Question

The radius of an official NBA basketball is about \[4.7{\text{ inches}}\] . What is the volume of an NBA basketball?

Answer 1

Hint:To solve this problem, we use the concepts of volume and area of a sphere. A sphere is a 3-Dimensional structure, which has a radius \['r'\] which is equal to the distance between the centre of the sphere and any point on the sphere. And twice the radius is called diameter. So, \[d = 2r\] .

Complete step by step solution:
We know that a sphere is a 3-Dimensional object which has a radius represented as \[r\] . And, its base shape i.e., its 2-Dimensional shape is a circle.
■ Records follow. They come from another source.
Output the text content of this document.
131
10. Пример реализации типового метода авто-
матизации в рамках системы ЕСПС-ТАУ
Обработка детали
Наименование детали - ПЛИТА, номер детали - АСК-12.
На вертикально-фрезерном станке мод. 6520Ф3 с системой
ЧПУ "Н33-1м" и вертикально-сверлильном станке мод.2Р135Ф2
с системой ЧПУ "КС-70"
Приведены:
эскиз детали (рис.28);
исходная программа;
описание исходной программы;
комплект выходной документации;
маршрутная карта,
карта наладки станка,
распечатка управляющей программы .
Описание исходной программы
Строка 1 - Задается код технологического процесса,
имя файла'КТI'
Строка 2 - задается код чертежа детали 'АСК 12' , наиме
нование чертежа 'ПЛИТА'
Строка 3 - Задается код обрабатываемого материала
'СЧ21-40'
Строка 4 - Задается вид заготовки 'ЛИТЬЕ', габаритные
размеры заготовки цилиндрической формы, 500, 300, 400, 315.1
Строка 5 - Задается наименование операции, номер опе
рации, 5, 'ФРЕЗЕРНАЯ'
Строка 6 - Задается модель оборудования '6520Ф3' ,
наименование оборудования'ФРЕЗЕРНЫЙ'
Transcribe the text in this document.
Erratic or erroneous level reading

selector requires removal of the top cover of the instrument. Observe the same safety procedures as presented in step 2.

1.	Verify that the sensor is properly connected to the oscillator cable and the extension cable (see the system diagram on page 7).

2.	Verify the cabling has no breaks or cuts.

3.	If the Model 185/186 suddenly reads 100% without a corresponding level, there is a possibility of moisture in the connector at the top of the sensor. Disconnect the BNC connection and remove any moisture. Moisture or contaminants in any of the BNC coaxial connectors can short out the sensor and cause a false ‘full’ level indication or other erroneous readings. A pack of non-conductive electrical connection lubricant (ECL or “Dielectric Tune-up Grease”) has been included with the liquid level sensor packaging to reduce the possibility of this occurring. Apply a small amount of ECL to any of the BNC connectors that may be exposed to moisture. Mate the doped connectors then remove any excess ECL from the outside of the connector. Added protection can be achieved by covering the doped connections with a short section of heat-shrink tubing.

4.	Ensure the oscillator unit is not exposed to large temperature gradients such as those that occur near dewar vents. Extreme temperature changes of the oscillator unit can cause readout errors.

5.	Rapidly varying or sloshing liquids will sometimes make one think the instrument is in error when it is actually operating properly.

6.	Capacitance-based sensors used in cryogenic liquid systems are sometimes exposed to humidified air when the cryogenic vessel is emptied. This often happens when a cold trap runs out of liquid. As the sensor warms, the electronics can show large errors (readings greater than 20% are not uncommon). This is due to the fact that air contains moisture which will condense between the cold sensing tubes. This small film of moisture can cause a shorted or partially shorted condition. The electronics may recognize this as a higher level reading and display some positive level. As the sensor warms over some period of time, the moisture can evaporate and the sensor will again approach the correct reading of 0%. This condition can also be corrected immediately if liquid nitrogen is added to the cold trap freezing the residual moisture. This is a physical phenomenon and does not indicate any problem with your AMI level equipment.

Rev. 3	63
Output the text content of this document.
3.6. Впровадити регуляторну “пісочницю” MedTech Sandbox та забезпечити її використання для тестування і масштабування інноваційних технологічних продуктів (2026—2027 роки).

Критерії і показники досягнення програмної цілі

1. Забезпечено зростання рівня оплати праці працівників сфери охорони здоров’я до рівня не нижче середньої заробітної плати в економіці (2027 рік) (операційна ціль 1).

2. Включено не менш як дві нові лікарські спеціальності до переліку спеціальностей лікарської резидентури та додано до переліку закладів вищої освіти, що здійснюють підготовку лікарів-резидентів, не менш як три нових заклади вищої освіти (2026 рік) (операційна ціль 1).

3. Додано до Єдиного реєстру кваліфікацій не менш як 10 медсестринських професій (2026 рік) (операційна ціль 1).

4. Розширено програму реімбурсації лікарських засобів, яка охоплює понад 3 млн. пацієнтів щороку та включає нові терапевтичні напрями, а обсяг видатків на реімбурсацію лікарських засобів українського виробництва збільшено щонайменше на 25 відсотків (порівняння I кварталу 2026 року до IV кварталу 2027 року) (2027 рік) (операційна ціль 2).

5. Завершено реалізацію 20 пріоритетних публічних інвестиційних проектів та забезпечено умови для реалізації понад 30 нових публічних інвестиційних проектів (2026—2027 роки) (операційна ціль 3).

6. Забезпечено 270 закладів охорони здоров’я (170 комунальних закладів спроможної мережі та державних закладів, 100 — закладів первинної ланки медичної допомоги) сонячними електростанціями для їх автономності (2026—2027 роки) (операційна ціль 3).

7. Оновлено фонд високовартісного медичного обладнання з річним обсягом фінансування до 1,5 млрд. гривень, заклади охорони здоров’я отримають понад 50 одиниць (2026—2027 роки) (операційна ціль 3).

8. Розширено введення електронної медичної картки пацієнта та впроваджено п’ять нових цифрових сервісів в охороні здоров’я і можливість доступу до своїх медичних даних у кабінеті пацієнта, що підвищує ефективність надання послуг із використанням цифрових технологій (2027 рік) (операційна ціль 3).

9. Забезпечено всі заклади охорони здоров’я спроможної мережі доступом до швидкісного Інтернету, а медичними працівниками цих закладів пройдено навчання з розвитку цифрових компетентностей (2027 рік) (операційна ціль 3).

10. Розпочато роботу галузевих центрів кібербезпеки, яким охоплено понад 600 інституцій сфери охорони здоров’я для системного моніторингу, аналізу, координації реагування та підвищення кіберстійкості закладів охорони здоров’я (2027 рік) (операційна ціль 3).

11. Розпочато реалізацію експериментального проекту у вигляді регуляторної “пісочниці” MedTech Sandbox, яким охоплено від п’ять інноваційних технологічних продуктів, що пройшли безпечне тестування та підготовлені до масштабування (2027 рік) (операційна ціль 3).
And we also know that, the ratio of the circumference of a circle to its diameter is always constant. And we call that constant as ‘pi’ and represent it as \[\pi \] . Its value is \[\pi = \dfrac{{22}}{7} = 3.14\] .
In a 2D object, we can find area, whereas in a 3D object, we can find surface area and volume.
So, for a circle of radius \[r\] , the area is equal to \[\pi {r^2}\] square units.
And for a sphere, the surface area is equal to \[4\pi {r^2}\] square units and volume is equal to \[\dfrac{4}{3}\pi {r^3}\] cubic units.
Here, in the question, the units are inches, so we get volume in cubic inches.
So, the radius of basketball is \[r = 4.7{\text{ inches}}\] .
So, volume is \[V = \dfrac{4}{3}\pi {(4.7)^3}{\text{ cubic inches}}\]
\[ \Rightarrow V = \dfrac{4}{3}\pi (4.7)(4.7)(4.7){\text{ cubic inches}}\]
\[ \Rightarrow V = \dfrac{4}{3}\pi (103.823){\text{ cubic inches}}\]
Now, substitute the value of pi and calculate the volume.
\[ \Rightarrow V = \dfrac{4}{3}(3.14)(103.823){\text{ cubic inches}}\]
\[ \Rightarrow V = \dfrac{4}{3}(326.00422){\text{ cubic inches}}\]
\[\therefore V = 434.67{\text{ cubic inches}}\]
This is the volume of the required NBA basketball.

Note:
The value that we got after calculations is rounded off to two decimal places after the decimal point.
The surface area which is mentioned above is about the total surface area. However, there is only “total surface area” present for a sphere, but for a hemi-sphere, there is curved surface area and total surface area.
So, for a hemi-sphere, total surface area is equal to \[3\pi {r^2}\] and curved surface area is equal to \[2\pi {r^2}\] .